How health care workers need help during this crisis

STROUDSBURG, Pa. — How are health care workers coping with the stress of caring for COVID-19 patients day in and day out?

Dr. Lynette Charity is an anesthesiologist who writes and lectures about just this topic. She said now more than ever, someone needs to be helping the health care professionals.

"There's just that sense of why can't I help this person? Why is this person dying? All of those questions are going on, and it's leading a lot of these health care workers down that slippery slope, and as you know, recently just last month, there was one physician that I know of and actually an EMT in New York who died of suicide."

Dr.
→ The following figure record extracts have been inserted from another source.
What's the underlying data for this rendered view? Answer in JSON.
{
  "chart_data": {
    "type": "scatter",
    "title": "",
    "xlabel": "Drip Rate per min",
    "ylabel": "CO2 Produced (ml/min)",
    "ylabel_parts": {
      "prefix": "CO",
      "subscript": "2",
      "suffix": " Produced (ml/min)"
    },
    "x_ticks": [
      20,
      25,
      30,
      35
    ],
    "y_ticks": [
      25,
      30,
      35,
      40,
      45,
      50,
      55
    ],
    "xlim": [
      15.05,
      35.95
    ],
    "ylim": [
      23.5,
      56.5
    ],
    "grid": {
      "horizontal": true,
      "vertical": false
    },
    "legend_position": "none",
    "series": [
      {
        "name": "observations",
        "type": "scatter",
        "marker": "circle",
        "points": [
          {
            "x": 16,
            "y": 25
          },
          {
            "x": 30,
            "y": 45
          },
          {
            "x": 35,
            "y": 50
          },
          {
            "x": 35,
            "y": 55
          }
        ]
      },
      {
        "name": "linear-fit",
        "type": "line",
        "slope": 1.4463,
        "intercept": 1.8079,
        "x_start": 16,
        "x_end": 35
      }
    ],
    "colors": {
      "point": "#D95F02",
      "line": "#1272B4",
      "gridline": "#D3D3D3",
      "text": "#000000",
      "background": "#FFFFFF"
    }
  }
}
Charity said it is also key that doctors, nurses, and other health workers recognize the signs of being overworked and overstressed and take care of themselves by talking about their feelings with others and taking breaks when they need to.

"You cannot be on the top of your game if you haven't had any sleep if you haven't had any me time to just process what's going on," she said.

Dr. Charity said this pandemic has really brought the burnout problem to the forefront.

She hopes more is done to help the healers.

"We've never experienced this before and hopefully never again, but while we're within it, we have to develop new coping mechanisms so we can stay healthy and get out of this."

With so many shortages in the health care field and many working long hours, Dr. Charity said she knows the burnout is a tough thing to deal with, but she believes everyone should try.